Je trouve ce système trop complexe et très difficile à appréhender pour la majeure partie des gens. C’est dommage car il est vertueux je trouve de dire que les énergéticiens, dans un contexte où le coût de l’énergie augmente, doivent contribuer à réduire ce coût par l’amélioration des logements ou des transports, même si ce système est perfectible. Depuis 2010, dans le cadre de la loi Grenelle II, une part de ces CEE doit être consacrée à la précarité énergétique. Nous avons obtenu d’étoffer le cadre législatif pour mettre des moyens supplémentaires sur la précarité énergétique, par la loi de transition énergétique avec des CEE dédiés aux ménages précaires. Ce que je regrette dans ce dispositif est que c’est un marché et de fait il est totalement volatil. Cela représente potentiellement des centaines de milliers d’euros par an dédiés à la précarité énergétique mais la difficulté réside dans la construction d’actions incapables de prévoir quelle ressource pourra venir des CEE via les énergéticiens.

Expliquez-nous le rapport de causalité entre santé publique et précarité énergétique…

l y a un lien de causalité évident entre les privations d’énergie et la santé.

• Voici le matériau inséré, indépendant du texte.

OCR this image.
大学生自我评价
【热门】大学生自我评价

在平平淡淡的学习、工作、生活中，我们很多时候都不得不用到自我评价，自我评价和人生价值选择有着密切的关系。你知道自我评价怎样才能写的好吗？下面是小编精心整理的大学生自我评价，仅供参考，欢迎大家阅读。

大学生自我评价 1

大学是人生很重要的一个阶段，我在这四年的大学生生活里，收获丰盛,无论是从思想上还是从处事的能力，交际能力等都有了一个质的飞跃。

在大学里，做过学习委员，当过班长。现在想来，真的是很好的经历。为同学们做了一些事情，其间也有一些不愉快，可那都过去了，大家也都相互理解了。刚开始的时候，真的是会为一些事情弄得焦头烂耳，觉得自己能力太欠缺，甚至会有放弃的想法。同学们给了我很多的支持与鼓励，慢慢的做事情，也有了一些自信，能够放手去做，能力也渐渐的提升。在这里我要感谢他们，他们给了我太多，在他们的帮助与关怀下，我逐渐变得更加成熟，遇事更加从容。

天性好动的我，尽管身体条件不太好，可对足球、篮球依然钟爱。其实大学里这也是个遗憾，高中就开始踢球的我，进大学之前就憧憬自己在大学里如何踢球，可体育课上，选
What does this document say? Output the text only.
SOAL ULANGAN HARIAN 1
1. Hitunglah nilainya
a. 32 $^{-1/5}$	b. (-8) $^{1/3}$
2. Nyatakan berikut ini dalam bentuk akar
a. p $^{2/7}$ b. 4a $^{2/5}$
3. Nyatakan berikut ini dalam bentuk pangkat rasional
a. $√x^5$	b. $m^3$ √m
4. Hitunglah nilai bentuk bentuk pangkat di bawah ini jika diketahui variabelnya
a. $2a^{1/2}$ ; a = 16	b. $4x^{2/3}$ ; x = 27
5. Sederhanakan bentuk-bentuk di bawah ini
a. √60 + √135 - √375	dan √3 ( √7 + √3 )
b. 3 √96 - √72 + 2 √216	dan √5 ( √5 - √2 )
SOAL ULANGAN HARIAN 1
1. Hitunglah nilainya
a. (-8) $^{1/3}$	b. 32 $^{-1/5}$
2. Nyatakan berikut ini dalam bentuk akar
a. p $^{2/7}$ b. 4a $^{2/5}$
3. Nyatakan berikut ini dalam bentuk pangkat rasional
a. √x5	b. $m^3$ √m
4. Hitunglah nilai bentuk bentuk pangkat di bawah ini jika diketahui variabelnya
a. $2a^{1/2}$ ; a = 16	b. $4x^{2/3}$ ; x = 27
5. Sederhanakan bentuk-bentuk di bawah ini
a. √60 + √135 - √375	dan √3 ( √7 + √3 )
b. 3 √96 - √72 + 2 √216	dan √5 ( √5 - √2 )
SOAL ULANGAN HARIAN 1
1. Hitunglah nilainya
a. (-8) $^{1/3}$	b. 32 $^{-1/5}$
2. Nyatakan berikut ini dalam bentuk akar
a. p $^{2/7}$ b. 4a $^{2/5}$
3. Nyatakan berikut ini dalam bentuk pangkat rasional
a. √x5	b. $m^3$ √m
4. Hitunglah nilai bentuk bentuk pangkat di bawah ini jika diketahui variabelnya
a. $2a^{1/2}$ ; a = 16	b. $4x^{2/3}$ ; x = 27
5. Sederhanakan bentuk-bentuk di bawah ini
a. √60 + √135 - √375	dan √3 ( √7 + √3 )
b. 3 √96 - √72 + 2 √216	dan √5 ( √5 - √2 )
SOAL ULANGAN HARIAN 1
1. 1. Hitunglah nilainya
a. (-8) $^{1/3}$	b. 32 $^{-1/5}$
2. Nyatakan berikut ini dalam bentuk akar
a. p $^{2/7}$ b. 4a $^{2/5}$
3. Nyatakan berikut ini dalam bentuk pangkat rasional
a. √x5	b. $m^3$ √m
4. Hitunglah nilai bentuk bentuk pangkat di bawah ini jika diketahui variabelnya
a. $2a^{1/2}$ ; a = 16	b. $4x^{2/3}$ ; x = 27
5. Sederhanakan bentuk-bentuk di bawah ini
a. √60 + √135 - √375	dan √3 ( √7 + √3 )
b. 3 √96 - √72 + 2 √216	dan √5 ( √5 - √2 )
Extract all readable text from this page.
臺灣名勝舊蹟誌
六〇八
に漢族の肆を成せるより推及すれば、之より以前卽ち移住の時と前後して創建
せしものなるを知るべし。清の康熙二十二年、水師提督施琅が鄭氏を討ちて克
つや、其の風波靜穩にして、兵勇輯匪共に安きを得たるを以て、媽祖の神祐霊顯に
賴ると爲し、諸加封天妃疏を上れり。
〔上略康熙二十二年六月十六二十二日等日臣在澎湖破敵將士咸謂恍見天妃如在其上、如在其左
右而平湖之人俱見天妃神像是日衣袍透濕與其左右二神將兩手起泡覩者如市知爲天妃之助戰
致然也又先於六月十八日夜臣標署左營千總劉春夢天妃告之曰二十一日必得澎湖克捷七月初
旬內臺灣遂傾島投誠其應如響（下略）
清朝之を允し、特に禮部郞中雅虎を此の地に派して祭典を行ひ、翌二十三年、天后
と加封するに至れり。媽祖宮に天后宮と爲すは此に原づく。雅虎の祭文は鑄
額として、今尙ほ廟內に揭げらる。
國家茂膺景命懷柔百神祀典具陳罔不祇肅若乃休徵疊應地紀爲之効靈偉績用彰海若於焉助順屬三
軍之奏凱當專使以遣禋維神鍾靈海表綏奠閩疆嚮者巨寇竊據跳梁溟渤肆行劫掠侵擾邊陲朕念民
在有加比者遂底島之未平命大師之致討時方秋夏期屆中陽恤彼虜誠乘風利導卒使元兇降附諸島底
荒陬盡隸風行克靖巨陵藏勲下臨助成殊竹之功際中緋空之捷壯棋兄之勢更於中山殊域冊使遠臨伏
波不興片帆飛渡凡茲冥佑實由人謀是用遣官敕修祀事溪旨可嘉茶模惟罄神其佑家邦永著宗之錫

Il est mis en évidence de manière très explicite dans l’étude menée en 2011 dans l’Hérault par le Gefosat (spécialisé dans les énergies renouvelables et la maitrise de l’énergie) et coordonnée par le docteur Bernard Ledésert 2 mais également dans une seconde étude, menée en 2012, dans le Douaisis (Nord-Pas-de-Calais), en partenariat avec la Fondation Abbé Pierre. Les résultats sont édifiants et le lien entre privation de chauffage et pathologies chroniques du type rhumes, asthmes, migraines, est indiscutable. La précarité énergétique c’est un enjeu de santé publique important.

1 « Budget de famille » est une étude réalisée par l’Insee (Institut national de la statistique et des études économiques) réalisée environ tous les cinq ou six ans auprès de tous les ménages français (pas uniquement les précaires) afin de déterminer la répartition des coûts dans le budget d’une famille.

2 Bernard Ledésert est médecin et directeur d’études au Centre régional pour l’enfance et l’adolescence inadaptées, observatoire régional de santé (CREAI/ORS) du Languedoc-Roussillon.